Harvard University, Cambridge, Massachusetts 02138, USA.
Robert Bosch Research and Technology Center, Cambridge, Massachusetts 02472, USA.
J Chem Phys. 2023 Apr 28;158(16). doi: 10.1063/5.0136574.
Deep learning has emerged as a promising paradigm to give access to highly accurate predictions of molecular and material properties. A common short-coming shared by current approaches, however, is that neural networks only give point estimates of their predictions and do not come with predictive uncertainties associated with these estimates. Existing uncertainty quantification efforts have primarily leveraged the standard deviation of predictions across an ensemble of independently trained neural networks. This incurs a large computational overhead in both training and prediction, resulting in order-of-magnitude more expensive predictions. Here, we propose a method to estimate the predictive uncertainty based on a single neural network without the need for an ensemble. This allows us to obtain uncertainty estimates with virtually no additional computational overhead over standard training and inference. We demonstrate that the quality of the uncertainty estimates matches those obtained from deep ensembles. We further examine the uncertainty estimates of our methods and deep ensembles across the configuration space of our test system and compare the uncertainties to the potential energy surface. Finally, we study the efficacy of the method in an active learning setting and find the results to match an ensemble-based strategy at order-of-magnitude reduced computational cost.

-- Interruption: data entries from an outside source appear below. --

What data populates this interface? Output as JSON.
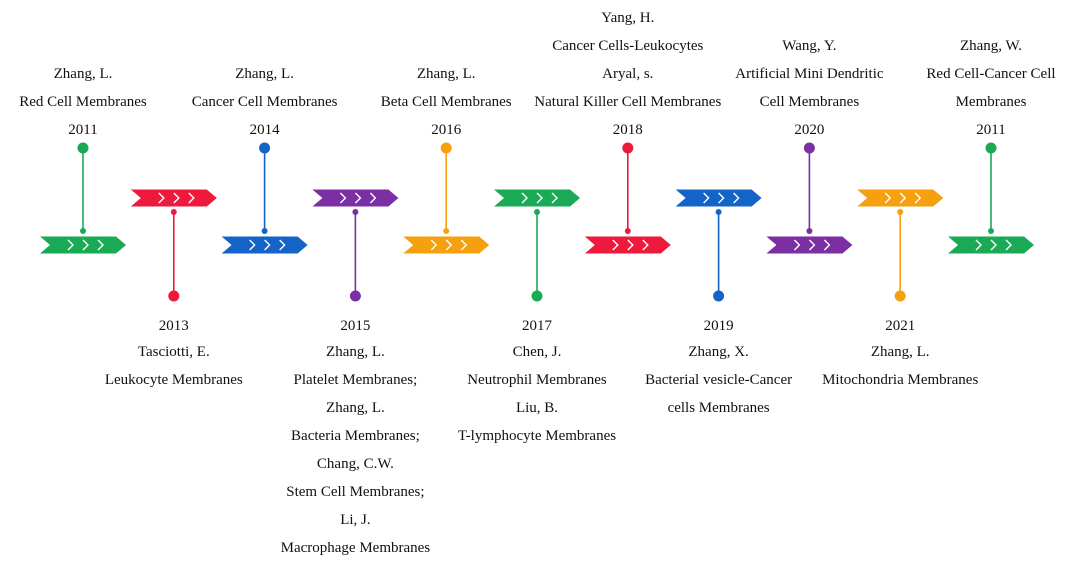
{
  "events": [
    {
      "year": "2011",
      "color": "#1AAA55",
      "position": "top",
      "lines": [
        "Zhang, L.",
        "Red Cell Membranes"
      ]
    },
    {
      "year": "2013",
      "color": "#EE1A3E",
      "position": "bottom",
      "lines": [
        "Tasciotti, E.",
        "Leukocyte Membranes"
      ]
    },
    {
      "year": "2014",
      "color": "#1464C8",
      "position": "top",
      "lines": [
        "Zhang, L.",
        "Cancer Cell Membranes"
      ]
    },
    {
      "year": "2015",
      "color": "#7B2FA3",
      "position": "bottom",
      "lines": [
        "Zhang, L.",
        "Platelet Membranes;",
        "Zhang, L.",
        "Bacteria Membranes;",
        "Chang, C.W.",
        "Stem Cell Membranes;",
        "Li, J.",
        "Macrophage Membranes"
      ]
    },
    {
      "year": "2016",
      "color": "#F5A00F",
      "position": "top",
      "lines": [
        "Zhang, L.",
        "Beta Cell Membranes"
      ]
    },
    {
      "year": "2017",
      "color": "#1AAA55",
      "position": "bottom",
      "lines": [
        "Chen, J.",
        "Neutrophil Membranes",
        "Liu, B.",
        "T-lymphocyte  Membranes"
      ]
    },
    {
      "year": "2018",
      "color": "#EE1A3E",
      "position": "top",
      "lines": [
        "Yang, H.",
        "Cancer Cells-Leukocytes",
        "Aryal, s.",
        "Natural Killer Cell  Membranes"
      ]
    },
    {
      "year": "2019",
      "color": "#1464C8",
      "position": "bottom",
      "lines": [
        "Zhang, X.",
        "Bacterial vesicle-Cancer",
        "cells Membranes"
      ]
    },
    {
      "year": "2020",
      "color": "#7B2FA3",
      "position": "top",
      "lines": [
        "Wang, Y.",
        "Artificial Mini Dendritic",
        "Cell Membranes"
      ]
    },
    {
      "year": "2021",
      "color": "#F5A00F",
      "position": "bottom",
      "lines": [
        "Zhang, L.",
        "Mitochondria Membranes"
      ]
    },
    {
      "year": "2011",
      "color": "#1AAA55",
      "position": "top",
      "lines": [
        "Zhang, W.",
        "Red Cell-Cancer Cell",
        "Membranes"
      ]
    }
  ]
}
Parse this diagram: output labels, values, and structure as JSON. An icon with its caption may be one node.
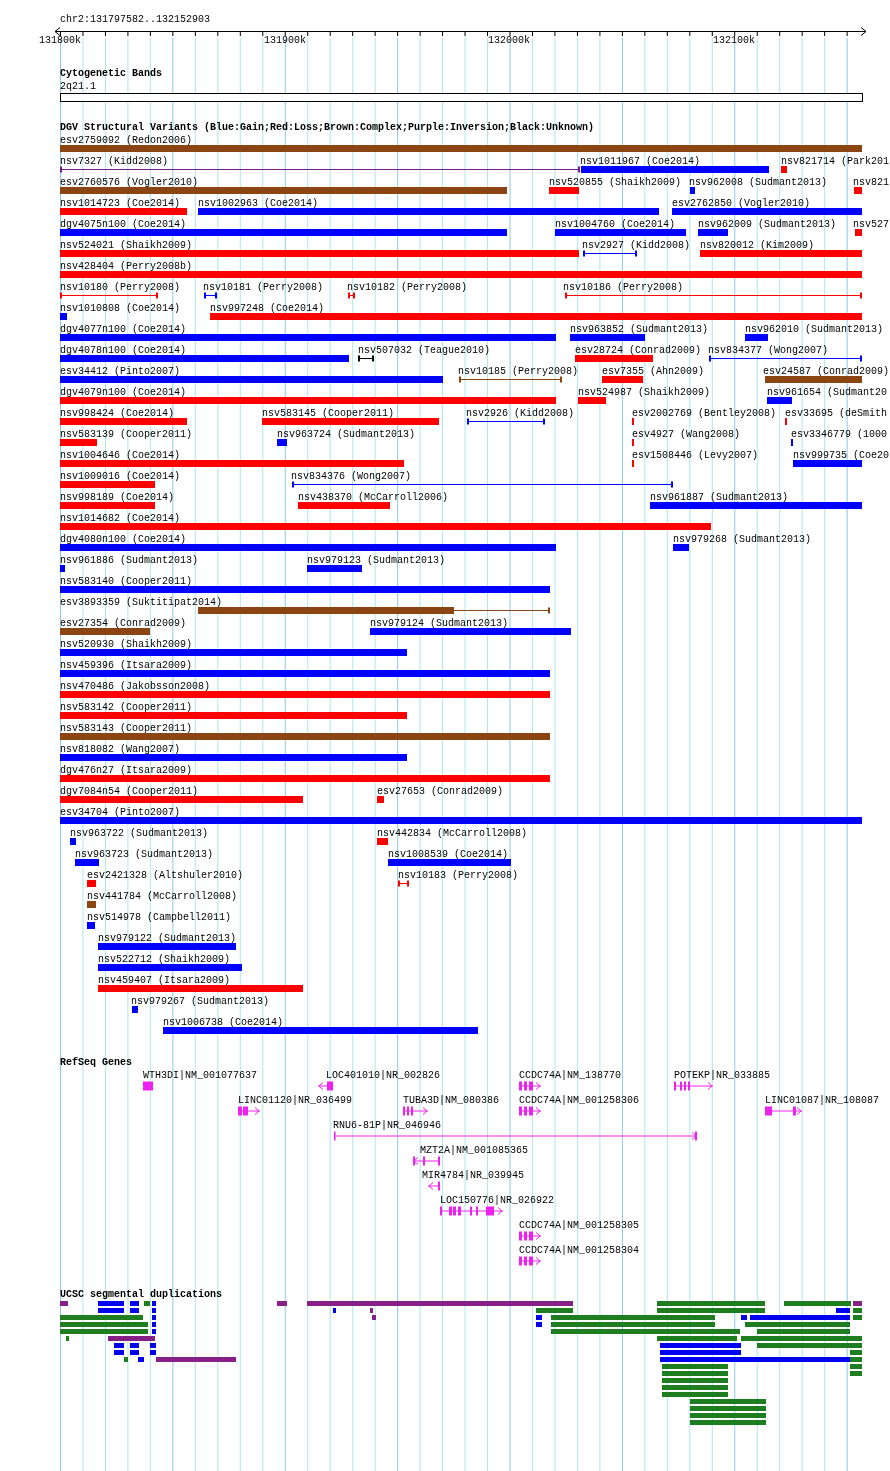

深度学习已成为一种有前途的范例,可以实现对分子和材料性质的高精度预测。然而,目前的方法都存在一个共同的缺点,即神经网络只能对其预测进行单点估计,而没有与其预测相关的预测不确定性。现有的不确定性量化工作主要利用了一组独立训练的神经网络中预测的标准差。这在训练和预测过程中都会带来很大的计算开销,导致预测成本增加了数量级。在这里,我们提出了一种基于单个神经网络而无需集合的预测不确定性估计方法。这使得我们可以在不增加标准训练和推理计算开销的情况下获得不确定性估计。我们证明了不确定性估计的质量与从深度集合中获得的质量相匹配。我们进一步检查了我们的方法和深度集合在测试系统的配置空间中的不确定性估计,并将不确定性与势能面进行了比较。最后,我们在主动学习环境中研究了该方法的效果,并发现其结果在计算成本降低了数量级的情况下与基于集合的策略相匹配。